Elongation is a term that refers to the angle between the Sun and a planet as viewed from Earth. The best times to observe an inferior planet (Venus and Mercury which orbit the Sun inside the Earth’s orbit), is when they are close to greatest elongation. They are always seen as morning objects near western elongation or evening objects near eastern elongation. Venus has a maximum elongation of 47º and Mercury 28º.
The greatest brilliancy of Venus occurs about 36 days before or after inferior conjunction. This is about a month after greatest eastern elongation as an evening object or a month before western elongation as a morning object. The distance of Mercury from the Earth and from the Sun varies over a wide range and the same rule does not apply.
In the northern hemisphere, Mercury can be difficult to observe unless the horizon is clear. It is rarely as much as 10º above the horizon in a twilight sky. More favorable conditions occur in southern latitudes as the maximum elongation of 28º from the Sun, when Mercury is at aphelion (furthest from the Sun), places the planet south of the equator. For northern observers elongations can be as little as 18º at perihelion (closest to the Sun). In general, the best time for viewing Mercury as an evening object is during spring before greatest eastern elongation or as a morning object during autumn after greatest western elongation.
The angle of the ecliptic to the local horizon varies at its rising or setting point, depending on latitude, the time of day and the time of the year. If Mercury or Venus is positioned in a constellation in which the ecliptic presents a shallow angle to the horizon when it is rising or setting, the planet will be very low down in the twilight and will only be visible for a short while, if at all. A steep ecliptic angle to the horizon, however, means the planet will be seen higher up in the twilight, resulting in a longer period of visibility. Therefore an inferior planet, even when it reaches greatest elongation, can appear low down in the twilight in certain seasons, but high up during others, either before sunrise or after sunset.

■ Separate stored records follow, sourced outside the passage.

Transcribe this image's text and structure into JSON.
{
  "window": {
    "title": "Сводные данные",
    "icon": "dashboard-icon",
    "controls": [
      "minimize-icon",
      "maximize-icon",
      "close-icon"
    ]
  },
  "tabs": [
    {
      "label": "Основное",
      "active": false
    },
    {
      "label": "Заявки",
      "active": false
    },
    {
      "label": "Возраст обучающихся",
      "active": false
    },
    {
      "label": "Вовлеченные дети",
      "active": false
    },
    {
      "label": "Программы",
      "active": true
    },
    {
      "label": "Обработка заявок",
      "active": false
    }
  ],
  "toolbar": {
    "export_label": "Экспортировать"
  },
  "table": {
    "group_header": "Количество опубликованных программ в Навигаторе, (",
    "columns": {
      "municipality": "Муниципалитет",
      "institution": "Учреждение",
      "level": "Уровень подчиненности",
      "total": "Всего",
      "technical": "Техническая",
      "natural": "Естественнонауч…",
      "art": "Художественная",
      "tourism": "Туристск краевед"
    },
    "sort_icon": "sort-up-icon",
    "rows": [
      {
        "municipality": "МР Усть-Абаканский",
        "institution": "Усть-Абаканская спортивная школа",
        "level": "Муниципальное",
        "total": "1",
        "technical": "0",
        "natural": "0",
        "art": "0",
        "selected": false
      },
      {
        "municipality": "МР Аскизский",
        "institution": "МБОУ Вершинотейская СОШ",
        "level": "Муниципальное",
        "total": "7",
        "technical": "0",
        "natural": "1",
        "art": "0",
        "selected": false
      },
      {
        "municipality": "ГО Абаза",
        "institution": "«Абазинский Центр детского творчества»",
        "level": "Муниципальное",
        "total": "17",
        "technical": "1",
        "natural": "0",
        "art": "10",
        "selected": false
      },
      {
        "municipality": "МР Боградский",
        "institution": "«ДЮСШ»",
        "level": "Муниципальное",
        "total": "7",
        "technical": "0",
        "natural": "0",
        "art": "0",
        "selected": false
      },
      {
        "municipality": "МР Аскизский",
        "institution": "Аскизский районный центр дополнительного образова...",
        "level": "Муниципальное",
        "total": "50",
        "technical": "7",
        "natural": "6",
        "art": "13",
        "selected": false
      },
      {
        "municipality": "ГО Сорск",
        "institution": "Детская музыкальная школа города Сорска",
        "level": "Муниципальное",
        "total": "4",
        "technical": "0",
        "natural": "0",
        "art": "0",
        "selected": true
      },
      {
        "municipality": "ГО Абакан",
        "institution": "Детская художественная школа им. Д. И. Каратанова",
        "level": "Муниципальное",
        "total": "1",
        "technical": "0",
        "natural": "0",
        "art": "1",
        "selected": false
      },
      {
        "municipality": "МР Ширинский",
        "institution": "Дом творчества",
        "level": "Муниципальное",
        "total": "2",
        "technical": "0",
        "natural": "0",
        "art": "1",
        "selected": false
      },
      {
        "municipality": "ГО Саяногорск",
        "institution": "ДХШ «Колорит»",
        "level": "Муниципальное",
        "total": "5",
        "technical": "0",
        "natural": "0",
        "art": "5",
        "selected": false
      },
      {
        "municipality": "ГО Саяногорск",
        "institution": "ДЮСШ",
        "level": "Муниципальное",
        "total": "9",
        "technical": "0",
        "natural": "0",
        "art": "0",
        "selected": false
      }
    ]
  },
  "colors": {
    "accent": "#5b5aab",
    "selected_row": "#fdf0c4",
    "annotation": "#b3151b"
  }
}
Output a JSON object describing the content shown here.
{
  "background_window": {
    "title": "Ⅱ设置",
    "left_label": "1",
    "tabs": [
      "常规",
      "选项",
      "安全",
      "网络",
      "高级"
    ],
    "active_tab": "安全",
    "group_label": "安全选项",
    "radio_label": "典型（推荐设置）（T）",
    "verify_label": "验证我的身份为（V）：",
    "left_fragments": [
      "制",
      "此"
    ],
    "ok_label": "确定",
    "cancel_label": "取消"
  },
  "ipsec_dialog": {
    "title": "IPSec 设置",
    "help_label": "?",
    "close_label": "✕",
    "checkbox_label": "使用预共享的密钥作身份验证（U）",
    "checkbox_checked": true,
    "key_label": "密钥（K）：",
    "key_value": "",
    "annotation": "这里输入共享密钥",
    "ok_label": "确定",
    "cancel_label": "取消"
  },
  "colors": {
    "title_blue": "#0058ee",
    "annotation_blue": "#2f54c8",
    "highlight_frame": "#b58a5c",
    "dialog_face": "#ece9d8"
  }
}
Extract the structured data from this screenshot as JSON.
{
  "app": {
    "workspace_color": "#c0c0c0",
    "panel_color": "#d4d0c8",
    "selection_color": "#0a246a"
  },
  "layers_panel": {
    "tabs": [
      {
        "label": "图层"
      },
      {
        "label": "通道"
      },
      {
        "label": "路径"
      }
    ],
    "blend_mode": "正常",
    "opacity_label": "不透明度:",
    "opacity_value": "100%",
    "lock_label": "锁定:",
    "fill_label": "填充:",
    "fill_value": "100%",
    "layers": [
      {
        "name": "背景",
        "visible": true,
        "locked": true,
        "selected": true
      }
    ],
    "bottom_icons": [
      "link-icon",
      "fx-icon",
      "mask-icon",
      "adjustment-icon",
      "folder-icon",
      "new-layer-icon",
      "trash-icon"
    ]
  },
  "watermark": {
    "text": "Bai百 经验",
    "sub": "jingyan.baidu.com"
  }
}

The above diagrams show Mercury rising when the Sun is still about 6º below the horizon. They show the eastern morning sky at a northern and southern latitude in mid-April (Spring and Autumn respectively). Mercury is shown near greatest Western elongation, positioned slightly south of the ecliptic.
At latitude 50° North, about 36 minutes before sunrise, the shallow angle of the ecliptic to the horizon causes Mercury to languish low in the sky, around 2° in altitude. It is barely detectable in the bright twilight and is caught in the haze near the horizon. The planet has only been above the horizon for about 15 minutes.
At latitude 35° South, about 26 minutes before sunrise, the steep angle of the ecliptic to the horizon ensures that Mercury appears high in the sky around 18° in altitude, easily detectable against a darker sky. The planet has already been above the horizon for about an hour and a half.
The stars, planets and other celestial bodies move across the sky from east to west in a direction parallel to the celestial equator. The angle of the celestial equator to the local horizon remains fixed throughout the year and is determined by latitude. However, the angle of the ecliptic against the local horizon varies throughout the day and time of year. This variation applies at both eastern and western horizons, hence for any latitude, Mercury can be better observed in some seasons than others.
Venus is the brightest planet in our sky and may sometimes be spotted in daylight. As Mercury, it is highest in the sky during spring as an evening object and autumn as a morning object.
The superior planets, with orbits larger than Earth´s, are at their brightest at opposition to the Sun rather than at inferior conjunction.